Os dados ainda robustos da balança comercial da China em julho mostraram que tanto a demanda doméstica quanto a internacional continuam ignorando a incerteza em torno da guerra comercial com os Estados Unidos. Mas os mercados lá fora já estão preocupados com a sobretaxa de 25% em mais US$ 16 bilhões de produtos chineses daqui a duas semanas.
Essa tensão no cenário externo é apenas um ingrediente a mais de volatilidade ao mercado financeiro doméstico hoje, que já vem sentindo os efeitos da corrida eleitoral apertada e permeada de incertezas. O comportamento dos negócios locais ontem à tarde foi apenas um aperitivo do que as eleições são capazes de provocar até outubro.
Rumores envolvendo o candidato preferido dos investidores, o tucano Geraldo Alckmin, geraram um forte onda vendedora (sell off) dos ativos brasileiros, descolando o ambiente doméstico do exterior. O movimento trouxe de volta a lembrança de quão incerto (e aberto) está o cenário sobre quem será o presidente do Brasil a partir de 2019.
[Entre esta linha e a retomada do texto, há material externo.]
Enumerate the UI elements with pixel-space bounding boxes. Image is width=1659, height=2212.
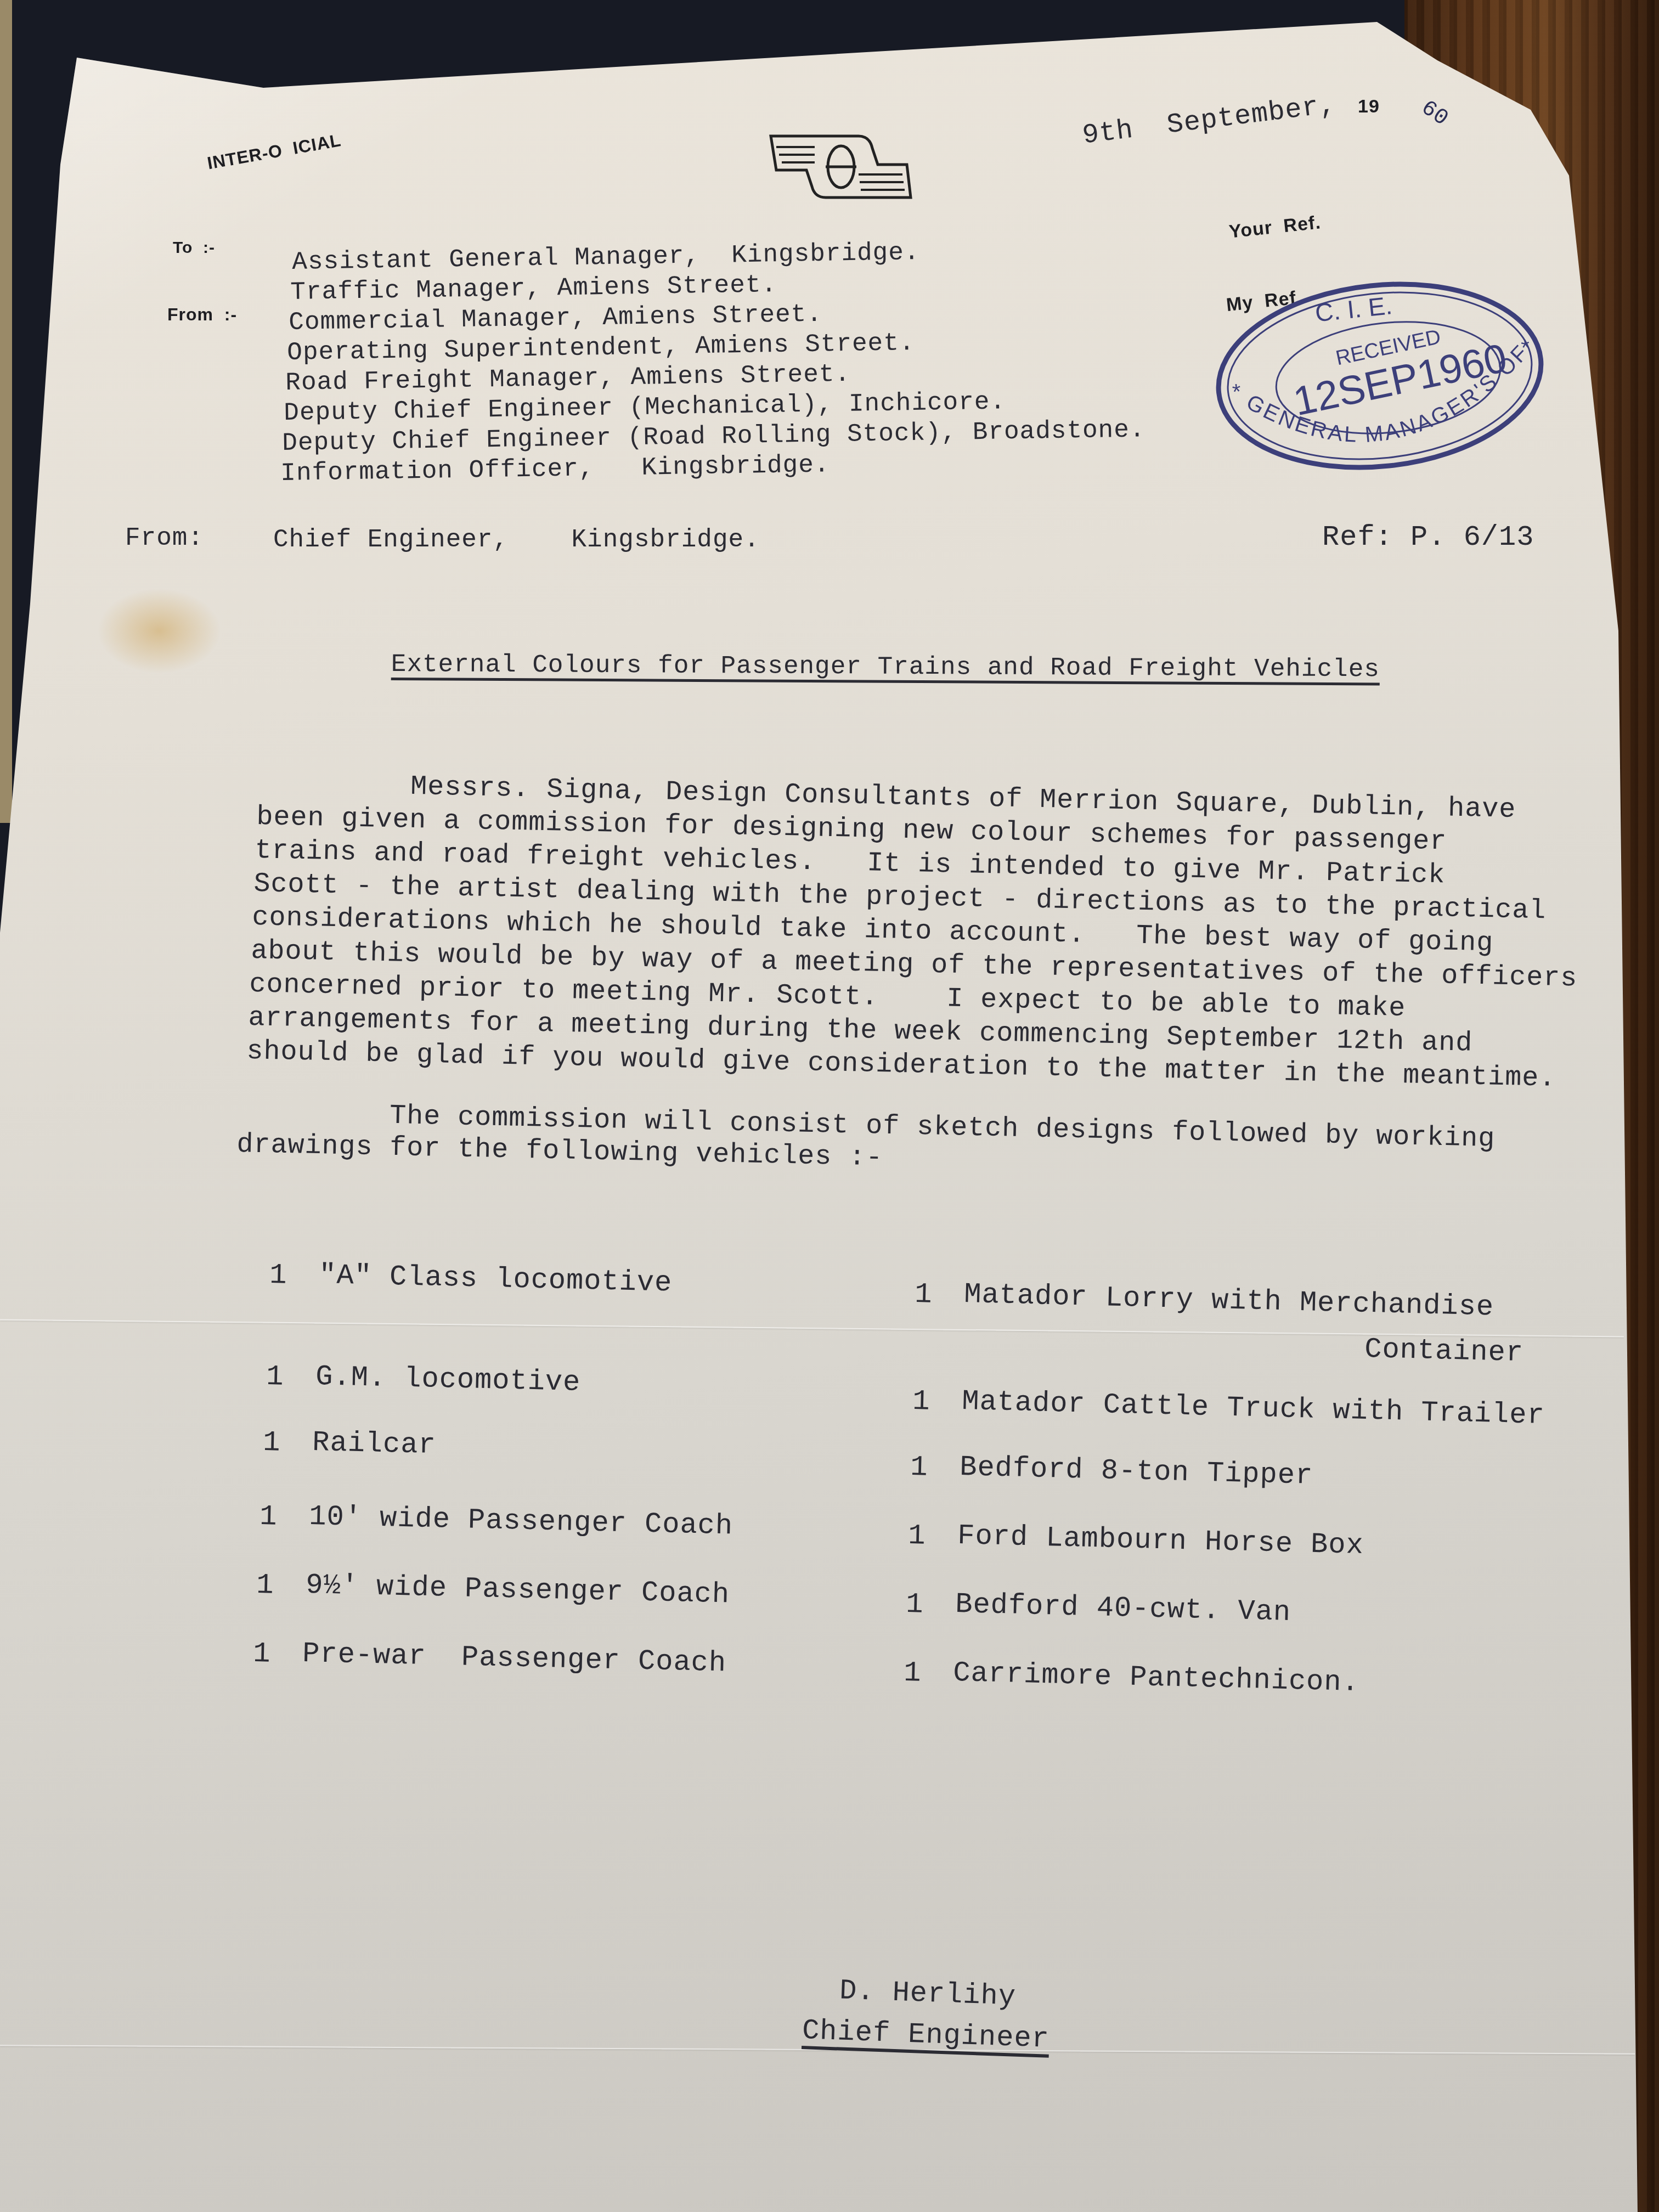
from-label: From: [125, 524, 204, 552]
vehicle-quantity: 1 [915, 1278, 933, 1311]
signatory-name: D. Herlihy [839, 1974, 1017, 2013]
stamp-star-icon: * [1231, 380, 1242, 404]
subject-heading: External Colours for Passenger Trains an… [391, 650, 1380, 684]
from-value: Chief Engineer, Kingsbridge. [273, 526, 760, 554]
vehicle-quantity: 1 [266, 1361, 285, 1393]
vehicle-quantity: 1 [256, 1569, 275, 1602]
vehicle-quantity: 1 [269, 1259, 288, 1292]
from-label-printed: From :- [167, 304, 237, 325]
vehicle-quantity: 1 [904, 1657, 922, 1690]
vehicle-quantity: 1 [908, 1520, 927, 1553]
vehicle-quantity: 1 [910, 1451, 929, 1484]
cie-winged-wheel-logo-icon [760, 132, 913, 203]
vehicle-name: G.M. locomotive [315, 1361, 581, 1399]
date-century: 19 [1358, 96, 1380, 117]
vehicle-quantity: 1 [263, 1426, 281, 1459]
vehicle-name-continuation: Container [1364, 1333, 1524, 1369]
received-stamp: C. I. E. RECEIVED 12SEP1960 * * GENERAL … [1200, 257, 1559, 495]
folder-edge [0, 0, 12, 823]
reference-number: Ref: P. 6/13 [1322, 521, 1534, 554]
vehicle-quantity: 1 [259, 1500, 278, 1533]
vehicle-name: Railcar [312, 1426, 437, 1462]
vehicle-quantity: 1 [253, 1638, 272, 1671]
vehicle-quantity: 1 [912, 1385, 931, 1418]
to-label: To :- [173, 239, 215, 257]
vehicle-quantity: 1 [906, 1588, 924, 1621]
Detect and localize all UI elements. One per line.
Um dos boatos, de que o candidato do PSDB seria, enfim, envolvido em uma delação no âmbito da Operação Lava Jato não se confirmou. A delação seria de Laurence Casagrande Lourenço, ex-presidente da Dersa e ex-secretário de governo, atingindo diretamente Alckmin.
Mas, ao que tudo indica, a imprensa tradicional não dará espaço para possíveis denúncias - a não ser que elas possam causar embaraço aos atuais líderes nas pesquisas, Jair Bolsonaro e Lula. Aliás, outro boato envolvia os números da pesquisa CNT/MDA, que serão conhecidos às 11h.
O levantamento foi feito apenas em São Paulo com cerca de 2 mil eleitores, entre 28 de julho e 3 de agosto, e o rumor da véspera era de que o ex-governador do Estado não estaria tão bem quanto apontado pelo último Ibope, ficando atrás do ex-prefeito da capital Fernando Haddad.
Outro temor suficiente para assustar o mercado foi o de que o ex-presidente poderia participar do debate na TV entre presidenciáveis, amanhã, ou ao menos ser autorizado para conceder entrevistas pela internet como candidato. Por ora, sabe-se que é Haddad quem deve fazer campanha em nome de Lula, ao lado de Manuela D’Ávila, do PCdoB - a “vice de fato”.
Ou seja, a piora acentuada da Bolsa brasileira, que encerrou a sessão em queda de quase 1% ontem, e a arrancada do dólar, que avançou em relação ao real pelo segundo dia consecutivo, deixa claro que o momento é para os especuladores. Somente a possibilidade de algum desses boatos se transformar em fato provocou uma fuga do risco do mercado local.